Official cards of invitation for the coronation service in Westminster Abbey on June 26 were sent to the special ambassador and all the members of his suite, and when accompanied by their wives to them also. The memorandum sent with the cards assigned the special ambassador and his wife to seats on one side the choir, in full view of the altar and thrones, and in the same line with the Archduke Francis Ferdinand of Austria, Prince and Princess Henry of Prussia, the Crown Prince of Denmark, etc., while in front of them, on the lower seats on the same side of the choir, were Mr. and Mrs. Chamberlain, Mr. and Miss Balfour, Sir M. and Lady Hicks-Beach, etc. In the corresponding line on the opposite side of the choir were placed the Hereditary Grand Duke Michael of Russia, the Duke and Duchess d’Aosta of Italy, Admiral Gervais of France, etc.

The fact having been communicated that the wife of one of the naval staff officers attached to the embassy was a sister of the President, and that another sister accompanied her, places were voluntarily provided for them in the choir below the latter line and near the altar and thrones, between the Princess Henry of Pless and the Grand Duke Michael Michaelovitch.

The suites of the various special embassies were assigned to places in the nave and in the temporary addition to the abbey through which the procession was to enter.

The official programme for the royal procession the next day was also communicated.
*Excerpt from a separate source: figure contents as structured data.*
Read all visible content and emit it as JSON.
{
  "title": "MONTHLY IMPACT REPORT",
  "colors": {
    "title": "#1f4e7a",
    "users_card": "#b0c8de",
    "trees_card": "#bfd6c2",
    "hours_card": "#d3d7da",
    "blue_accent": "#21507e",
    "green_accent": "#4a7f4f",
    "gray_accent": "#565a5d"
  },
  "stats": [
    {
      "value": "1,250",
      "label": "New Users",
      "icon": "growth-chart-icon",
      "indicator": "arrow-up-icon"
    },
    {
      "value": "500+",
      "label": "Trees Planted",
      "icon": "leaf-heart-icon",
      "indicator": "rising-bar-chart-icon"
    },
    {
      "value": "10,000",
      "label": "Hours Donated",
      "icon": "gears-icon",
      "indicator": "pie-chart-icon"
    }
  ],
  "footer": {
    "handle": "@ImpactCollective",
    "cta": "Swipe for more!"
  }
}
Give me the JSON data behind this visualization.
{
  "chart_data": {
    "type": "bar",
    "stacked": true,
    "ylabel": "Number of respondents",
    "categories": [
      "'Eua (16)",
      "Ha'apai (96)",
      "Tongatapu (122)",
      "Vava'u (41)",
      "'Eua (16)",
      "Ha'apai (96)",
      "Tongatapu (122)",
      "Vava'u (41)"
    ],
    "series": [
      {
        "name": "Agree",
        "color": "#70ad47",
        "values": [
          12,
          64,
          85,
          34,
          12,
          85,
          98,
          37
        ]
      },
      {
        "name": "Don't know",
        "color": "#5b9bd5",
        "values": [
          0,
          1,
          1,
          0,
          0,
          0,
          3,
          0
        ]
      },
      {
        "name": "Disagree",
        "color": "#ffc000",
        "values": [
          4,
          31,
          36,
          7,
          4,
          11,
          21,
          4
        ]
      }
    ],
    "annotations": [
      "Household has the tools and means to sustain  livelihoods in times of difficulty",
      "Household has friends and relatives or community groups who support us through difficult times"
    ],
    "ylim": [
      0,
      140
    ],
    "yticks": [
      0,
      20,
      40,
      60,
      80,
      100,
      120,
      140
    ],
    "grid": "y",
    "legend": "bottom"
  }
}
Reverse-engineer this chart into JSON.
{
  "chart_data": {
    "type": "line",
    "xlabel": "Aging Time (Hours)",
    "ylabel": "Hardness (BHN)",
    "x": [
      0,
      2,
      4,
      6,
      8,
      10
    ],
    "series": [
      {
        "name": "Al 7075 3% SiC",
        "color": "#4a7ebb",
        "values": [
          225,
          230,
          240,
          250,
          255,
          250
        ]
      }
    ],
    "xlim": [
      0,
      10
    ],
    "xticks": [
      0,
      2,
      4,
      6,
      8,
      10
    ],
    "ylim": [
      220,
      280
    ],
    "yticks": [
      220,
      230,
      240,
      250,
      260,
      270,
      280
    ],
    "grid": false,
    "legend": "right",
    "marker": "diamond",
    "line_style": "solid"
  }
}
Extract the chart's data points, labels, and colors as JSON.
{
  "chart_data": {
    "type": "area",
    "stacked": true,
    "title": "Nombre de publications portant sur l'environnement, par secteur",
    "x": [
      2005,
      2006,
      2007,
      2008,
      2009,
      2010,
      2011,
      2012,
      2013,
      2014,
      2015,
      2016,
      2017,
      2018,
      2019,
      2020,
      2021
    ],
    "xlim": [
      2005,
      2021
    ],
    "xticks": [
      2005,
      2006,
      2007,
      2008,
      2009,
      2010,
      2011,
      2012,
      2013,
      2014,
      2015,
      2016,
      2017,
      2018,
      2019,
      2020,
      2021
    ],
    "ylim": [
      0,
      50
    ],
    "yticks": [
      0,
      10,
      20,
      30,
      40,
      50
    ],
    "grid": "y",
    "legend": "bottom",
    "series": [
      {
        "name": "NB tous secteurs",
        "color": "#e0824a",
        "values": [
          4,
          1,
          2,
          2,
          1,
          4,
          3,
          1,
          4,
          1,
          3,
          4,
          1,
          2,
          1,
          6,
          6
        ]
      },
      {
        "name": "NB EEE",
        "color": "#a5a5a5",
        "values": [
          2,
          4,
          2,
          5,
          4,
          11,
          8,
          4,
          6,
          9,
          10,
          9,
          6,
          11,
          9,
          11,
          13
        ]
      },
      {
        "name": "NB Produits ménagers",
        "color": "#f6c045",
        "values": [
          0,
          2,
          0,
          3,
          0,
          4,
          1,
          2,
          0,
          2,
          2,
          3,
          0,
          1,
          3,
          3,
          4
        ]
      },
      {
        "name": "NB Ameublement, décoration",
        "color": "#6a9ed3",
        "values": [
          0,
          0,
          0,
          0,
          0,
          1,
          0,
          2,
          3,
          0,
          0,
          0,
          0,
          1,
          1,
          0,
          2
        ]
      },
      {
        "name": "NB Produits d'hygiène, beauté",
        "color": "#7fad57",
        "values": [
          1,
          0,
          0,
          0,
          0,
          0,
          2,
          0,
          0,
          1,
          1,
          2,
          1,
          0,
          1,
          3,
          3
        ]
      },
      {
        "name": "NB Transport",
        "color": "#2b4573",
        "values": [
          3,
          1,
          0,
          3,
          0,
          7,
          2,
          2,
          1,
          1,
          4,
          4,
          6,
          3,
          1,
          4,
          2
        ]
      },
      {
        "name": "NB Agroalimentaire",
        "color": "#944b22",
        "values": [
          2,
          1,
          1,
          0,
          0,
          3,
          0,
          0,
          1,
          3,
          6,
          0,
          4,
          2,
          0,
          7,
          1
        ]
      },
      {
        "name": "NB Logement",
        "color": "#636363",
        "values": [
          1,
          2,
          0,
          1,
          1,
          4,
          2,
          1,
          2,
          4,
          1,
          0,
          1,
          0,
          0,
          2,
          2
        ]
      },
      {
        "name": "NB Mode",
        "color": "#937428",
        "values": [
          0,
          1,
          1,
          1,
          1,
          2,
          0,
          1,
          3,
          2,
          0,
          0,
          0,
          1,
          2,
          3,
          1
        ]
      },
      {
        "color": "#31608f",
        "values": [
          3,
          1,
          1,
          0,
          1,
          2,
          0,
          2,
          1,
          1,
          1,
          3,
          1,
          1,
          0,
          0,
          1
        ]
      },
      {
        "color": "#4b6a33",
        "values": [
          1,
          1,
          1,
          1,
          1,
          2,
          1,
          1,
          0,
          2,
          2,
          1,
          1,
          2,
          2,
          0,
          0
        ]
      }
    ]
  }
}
It assigned the special embassadors from the two Republics of the United States and France to the fifth carriage in the procession following the great officers of the court and preceding the royalties.

The dinner to be given by the Xing and Queen in the throne room at Buckingham Palace was to comprise 270 guests, while the suites of special embassies and others were to be seated in a large temporary dining room below, made by inclosing a piazza and hanging it in tapestries. The invitation to the dinner in the throne room was accompanied by a plan of the tables. On this the special ambassador of the United States was assigned to the table of the King, between the Earl of Pembroke, Lord Stewart, and His Highness the Maharajah of Gwalior; while Mrs. Reid was assigned to the table of His Royal Highness Prince George of Greece, placed at his side, and to be taken in by His Royal Highness Prince Philip of Coburg, with the special ambassador of France at the same table.

The details would certainly seem too trivial to be reported to the Department, even in this detached memorandum, excepting that they may perhaps be taken as indicating the strong desire of the King and of the authorities of his court to omit nothing that could serve to show the highest appreciation of the President’s action in sending the special embassy, as well as their estimate of the rank the country holds in the family of nations.